Les relations incestueuses soumises à enquête parlementaire

La proposition de résolution tendant à la création d’une commission d’enquête sur le traitement judiciaire des violences sexuelles incestueuses parentales commises contre les enfants et la situation des parents protecteurs, a été adoptée mercredi 28 janvier par l’Assemblée nationale à l’unanimité. 

Selon la Commission indépendante sur l’inceste et les violences sexuelles faites aux enfants, environ 160 000 enfants sont victimes de viols ou d’agressions sexuelles chaque année en France.  

Près de 77% de ces violences sont commises au sein de la famille, révélant l’ampleur du phénomène incestueux et la gravité de ses conséquences sur les enfants.

Malgré cette réalité, les procédures judiciaires engagées aboutissent rarement à des condamnations.

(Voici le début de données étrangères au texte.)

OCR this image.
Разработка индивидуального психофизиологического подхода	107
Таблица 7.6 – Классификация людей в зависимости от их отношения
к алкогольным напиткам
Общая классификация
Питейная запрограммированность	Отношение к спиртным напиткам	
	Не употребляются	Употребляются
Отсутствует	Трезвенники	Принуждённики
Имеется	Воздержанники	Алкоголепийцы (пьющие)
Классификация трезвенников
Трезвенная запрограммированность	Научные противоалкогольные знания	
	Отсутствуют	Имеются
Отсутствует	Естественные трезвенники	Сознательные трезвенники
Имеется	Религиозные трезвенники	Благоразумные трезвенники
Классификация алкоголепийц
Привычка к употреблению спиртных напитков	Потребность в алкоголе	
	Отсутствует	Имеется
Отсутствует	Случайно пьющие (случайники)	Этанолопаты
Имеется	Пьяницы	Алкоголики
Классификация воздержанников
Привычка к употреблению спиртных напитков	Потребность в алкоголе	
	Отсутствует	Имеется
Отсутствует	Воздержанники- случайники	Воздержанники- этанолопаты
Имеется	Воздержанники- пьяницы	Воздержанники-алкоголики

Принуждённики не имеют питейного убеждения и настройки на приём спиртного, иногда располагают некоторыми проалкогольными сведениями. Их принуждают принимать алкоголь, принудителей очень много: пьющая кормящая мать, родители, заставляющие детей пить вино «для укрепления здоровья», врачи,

Il existe un décalage majeur entre l’ampleur des violences et la faiblesse de la réponse pénale, ce qui témoigne d’une défaillance structurelle du système judiciaire. En effet, les enfants victimes demeurent trop souvent exposés à leur agresseur, au motif de la spécificité du lien parental ; les parents qui tentent de protéger leurs enfants victimes, le plus souvent des mères, se retrouvent eux-mêmes poursuivis. Celles qu’on qualifie de « mères protectrices » se voient condamnées pour non-présentation d’enfant, et sont condamnées à des astreintes ou des amendes, voire de peines d’emprisonnement, alors même qu’elles agissent dans l’intérêt de leur enfant.

Dans ce contexte, la proposition de résolution vise à créer une commission d’enquête sur le traitement judiciaire des violences sexuelles incestueuses parentales commises contre les enfants et la situation des parents protecteurs, notamment des mères protectrices. La commission d’enquête envisagée vise en effet à recueillir des éléments d’information sur des faits déterminés, enquêter sur les mécanismes qui conduisent à l’impunité quasi-totale des auteurs d’inceste parental et formuler des recommandations garantissant une protection réelle des enfants victimes d’inceste et une sécurité juridique des parents protecteurs.

Sur ce sujet majeur trop longtemps tu, il est tout à fait nécessaire de conduire un travail parlementaire approfondi ; c’est pourquoi j’ai voté en faveur de cette proposition de résolution.